Als Lee von einem Mann, den sie liebte, zurückgewiesen wurde, war es mit ihrer Selbstachtung aus. „Ich wollte ihm beweisen, daß er etwas versäumte“, berichtet sie. „Deshalb nahm ich mir vor, superschlank und superschick zu sein.“ Um abzunehmen, aß sie nichts mehr und wurde überaktiv. „Allmählich war ich zufrieden. Ich hielt mich für jemand ganz Besonderes, da ich etwas erreicht hatte, was andere nicht fertigbrachten. Ich fühlte mich stark.“

Lees Gewicht sank von 73 auf bedenkliche 47 Kilo. Über die Bemühungen anderer, sie zum Essen zu bewegen, sagt sie rückblickend: „Ich dachte, sie alle wollten mein Leben und mein Glück ruinieren und mir die Selbstachtung rauben. Ich befürchtete, schließlich wie alle anderen zu werden.“ Die Haltung Lees ist typisch für Magersüchtige, die versuchen, Selbstwertgefühl zu erlangen, indem sie ihre Wünsche unterdrücken und etwas tun, was andere nicht schaffen.

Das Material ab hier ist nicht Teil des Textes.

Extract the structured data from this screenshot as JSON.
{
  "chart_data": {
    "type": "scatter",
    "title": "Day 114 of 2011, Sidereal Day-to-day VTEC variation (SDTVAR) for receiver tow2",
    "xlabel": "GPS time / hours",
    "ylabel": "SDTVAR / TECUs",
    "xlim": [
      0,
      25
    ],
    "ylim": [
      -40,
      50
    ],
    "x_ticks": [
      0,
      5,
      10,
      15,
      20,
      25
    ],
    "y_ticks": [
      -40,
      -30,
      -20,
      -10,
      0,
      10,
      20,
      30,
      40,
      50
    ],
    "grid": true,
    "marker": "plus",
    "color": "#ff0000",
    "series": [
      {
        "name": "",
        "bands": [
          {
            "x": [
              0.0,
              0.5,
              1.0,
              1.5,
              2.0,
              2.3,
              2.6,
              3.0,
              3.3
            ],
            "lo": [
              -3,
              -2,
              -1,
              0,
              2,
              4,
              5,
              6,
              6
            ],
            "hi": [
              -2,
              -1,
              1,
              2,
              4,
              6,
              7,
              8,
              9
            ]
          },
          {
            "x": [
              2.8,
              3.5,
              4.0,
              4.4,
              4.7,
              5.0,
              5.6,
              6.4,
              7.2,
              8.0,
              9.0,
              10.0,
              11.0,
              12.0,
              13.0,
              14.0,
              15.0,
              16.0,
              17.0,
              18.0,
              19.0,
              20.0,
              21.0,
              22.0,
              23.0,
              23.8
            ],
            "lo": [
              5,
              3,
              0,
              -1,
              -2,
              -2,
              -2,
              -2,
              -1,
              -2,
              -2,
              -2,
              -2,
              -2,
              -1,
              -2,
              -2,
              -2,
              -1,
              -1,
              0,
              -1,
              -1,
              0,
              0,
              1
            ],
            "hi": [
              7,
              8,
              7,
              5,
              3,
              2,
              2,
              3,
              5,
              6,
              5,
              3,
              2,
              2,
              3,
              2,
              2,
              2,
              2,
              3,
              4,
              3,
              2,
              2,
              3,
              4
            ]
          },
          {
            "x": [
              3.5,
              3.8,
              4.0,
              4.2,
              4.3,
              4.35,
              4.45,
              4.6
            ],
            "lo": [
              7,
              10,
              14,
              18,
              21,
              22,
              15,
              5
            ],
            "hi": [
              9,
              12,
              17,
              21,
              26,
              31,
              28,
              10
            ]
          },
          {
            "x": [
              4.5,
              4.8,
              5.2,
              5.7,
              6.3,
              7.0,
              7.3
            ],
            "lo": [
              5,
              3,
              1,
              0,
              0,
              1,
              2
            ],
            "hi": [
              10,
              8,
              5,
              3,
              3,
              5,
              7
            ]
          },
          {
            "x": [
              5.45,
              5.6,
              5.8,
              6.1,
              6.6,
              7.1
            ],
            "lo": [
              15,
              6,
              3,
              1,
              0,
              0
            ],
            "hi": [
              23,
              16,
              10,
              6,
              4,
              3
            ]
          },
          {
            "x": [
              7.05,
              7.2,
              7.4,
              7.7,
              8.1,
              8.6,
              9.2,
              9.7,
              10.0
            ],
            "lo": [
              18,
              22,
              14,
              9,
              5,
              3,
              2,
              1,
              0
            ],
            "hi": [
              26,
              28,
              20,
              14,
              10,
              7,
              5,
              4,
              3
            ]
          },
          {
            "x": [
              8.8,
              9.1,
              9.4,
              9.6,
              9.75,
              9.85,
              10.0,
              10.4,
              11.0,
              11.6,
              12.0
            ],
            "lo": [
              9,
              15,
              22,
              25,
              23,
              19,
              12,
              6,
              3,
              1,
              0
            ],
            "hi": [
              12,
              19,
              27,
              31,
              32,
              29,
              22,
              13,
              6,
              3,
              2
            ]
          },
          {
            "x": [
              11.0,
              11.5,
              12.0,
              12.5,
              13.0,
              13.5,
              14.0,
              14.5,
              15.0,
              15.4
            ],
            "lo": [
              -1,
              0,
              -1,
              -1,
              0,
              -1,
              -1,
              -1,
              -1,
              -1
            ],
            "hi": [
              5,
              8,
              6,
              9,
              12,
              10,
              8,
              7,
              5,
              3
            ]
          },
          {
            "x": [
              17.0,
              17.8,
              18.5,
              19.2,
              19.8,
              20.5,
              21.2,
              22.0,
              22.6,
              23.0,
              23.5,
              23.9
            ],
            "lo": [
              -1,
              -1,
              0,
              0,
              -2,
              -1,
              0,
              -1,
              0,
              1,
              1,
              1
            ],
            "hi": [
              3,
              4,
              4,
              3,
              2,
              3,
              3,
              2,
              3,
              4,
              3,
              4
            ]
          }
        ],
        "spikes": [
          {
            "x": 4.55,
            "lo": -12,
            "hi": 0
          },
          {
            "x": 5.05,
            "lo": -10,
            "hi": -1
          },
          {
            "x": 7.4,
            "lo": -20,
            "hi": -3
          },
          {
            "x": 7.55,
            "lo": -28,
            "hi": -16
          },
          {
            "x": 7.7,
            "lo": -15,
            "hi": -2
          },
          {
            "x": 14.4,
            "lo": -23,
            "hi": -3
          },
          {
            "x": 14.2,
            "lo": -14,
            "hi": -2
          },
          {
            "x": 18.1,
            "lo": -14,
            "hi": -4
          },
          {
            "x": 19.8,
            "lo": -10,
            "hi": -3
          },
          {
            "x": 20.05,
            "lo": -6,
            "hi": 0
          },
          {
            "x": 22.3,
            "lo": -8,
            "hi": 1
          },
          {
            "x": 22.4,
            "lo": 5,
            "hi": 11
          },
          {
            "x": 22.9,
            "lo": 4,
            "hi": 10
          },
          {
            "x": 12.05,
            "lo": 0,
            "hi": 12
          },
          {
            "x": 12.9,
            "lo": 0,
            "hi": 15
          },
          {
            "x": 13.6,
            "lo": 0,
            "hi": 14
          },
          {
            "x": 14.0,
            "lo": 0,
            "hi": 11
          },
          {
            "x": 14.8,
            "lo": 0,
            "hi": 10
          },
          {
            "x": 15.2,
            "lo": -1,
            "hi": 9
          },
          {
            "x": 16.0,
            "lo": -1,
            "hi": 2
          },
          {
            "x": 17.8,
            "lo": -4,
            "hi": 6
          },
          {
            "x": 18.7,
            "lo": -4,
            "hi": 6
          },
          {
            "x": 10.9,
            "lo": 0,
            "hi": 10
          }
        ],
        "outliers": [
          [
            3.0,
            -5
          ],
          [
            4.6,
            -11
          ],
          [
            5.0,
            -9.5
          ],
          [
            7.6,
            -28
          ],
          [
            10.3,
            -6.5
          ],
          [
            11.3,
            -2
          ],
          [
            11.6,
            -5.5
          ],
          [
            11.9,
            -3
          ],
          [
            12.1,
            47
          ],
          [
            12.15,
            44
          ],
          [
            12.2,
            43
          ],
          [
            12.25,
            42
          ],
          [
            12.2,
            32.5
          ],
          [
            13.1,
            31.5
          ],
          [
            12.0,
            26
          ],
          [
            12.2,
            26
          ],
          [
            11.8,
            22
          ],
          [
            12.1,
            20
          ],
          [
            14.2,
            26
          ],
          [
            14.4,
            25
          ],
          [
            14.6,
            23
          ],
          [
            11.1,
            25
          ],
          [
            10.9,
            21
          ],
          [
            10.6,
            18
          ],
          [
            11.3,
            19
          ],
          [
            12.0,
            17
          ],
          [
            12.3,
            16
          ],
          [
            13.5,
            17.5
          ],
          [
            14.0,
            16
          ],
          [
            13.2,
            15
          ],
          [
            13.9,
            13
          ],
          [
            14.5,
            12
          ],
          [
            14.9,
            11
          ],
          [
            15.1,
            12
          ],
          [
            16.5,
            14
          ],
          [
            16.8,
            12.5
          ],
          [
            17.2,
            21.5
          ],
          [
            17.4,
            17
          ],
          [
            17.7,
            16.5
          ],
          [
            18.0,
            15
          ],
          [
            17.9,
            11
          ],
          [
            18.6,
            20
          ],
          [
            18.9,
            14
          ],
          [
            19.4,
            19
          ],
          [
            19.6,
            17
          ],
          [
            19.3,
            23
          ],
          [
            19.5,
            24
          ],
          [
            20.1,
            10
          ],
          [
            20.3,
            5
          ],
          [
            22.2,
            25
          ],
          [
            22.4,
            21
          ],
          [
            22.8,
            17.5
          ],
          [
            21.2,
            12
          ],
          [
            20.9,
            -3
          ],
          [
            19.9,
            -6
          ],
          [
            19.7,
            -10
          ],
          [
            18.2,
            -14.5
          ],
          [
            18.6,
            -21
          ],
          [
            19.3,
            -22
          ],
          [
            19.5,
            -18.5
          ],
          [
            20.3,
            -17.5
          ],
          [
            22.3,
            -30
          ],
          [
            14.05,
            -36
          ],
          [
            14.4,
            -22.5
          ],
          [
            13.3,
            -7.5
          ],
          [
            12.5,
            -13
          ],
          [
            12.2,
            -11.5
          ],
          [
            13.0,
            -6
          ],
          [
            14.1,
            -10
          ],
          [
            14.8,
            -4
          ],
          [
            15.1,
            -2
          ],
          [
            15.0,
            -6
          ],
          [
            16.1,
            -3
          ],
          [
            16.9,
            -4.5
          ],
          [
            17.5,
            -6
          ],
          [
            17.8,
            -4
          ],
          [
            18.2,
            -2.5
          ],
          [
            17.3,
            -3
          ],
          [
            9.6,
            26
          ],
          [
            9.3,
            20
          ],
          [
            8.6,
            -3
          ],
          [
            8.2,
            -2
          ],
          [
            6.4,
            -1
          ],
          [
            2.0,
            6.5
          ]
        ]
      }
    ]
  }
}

Auch ein Mädchen, das sich ausgenutzt fühlt, kann magersüchtig werden, um seine zerbrechliche Selbstachtung vor weiteren Mißbräuchen zu schützen. Shirley litt zum Beispiel darunter, wie sie von den Jungen wegen ihrer gerade entwickelten weiblichen Formen behandelt wurde. Dann machte ihr eigener Vater Annäherungsversuche. „Ich fühlte mich so beschämt und angewidert, daß ich zu meiner Mutter lief und einfach nur weinte“, berichtete Shirley. „Als ich abgenommen hatte und meine Kurven weg waren, belästigte mich niemand mehr. Das andere Geschlecht schenkte mir keine Aufmerksamkeit mehr.“

In manchen Fällen ist Magersucht die Flucht vor den Pflichten des Erwachsenseins. „Ich wollte nicht erwachsen werden und familiäre Pflichten auf mich nehmen“, erklärte Shirley. „Auf keinen Fall wollte ich zunehmen. Niemals! Für niemanden!“ Traurigerweise führte ihr zwanghafter Wunsch, die Zeit stillstehen zu lassen, zu einem qualvollen Hungertod.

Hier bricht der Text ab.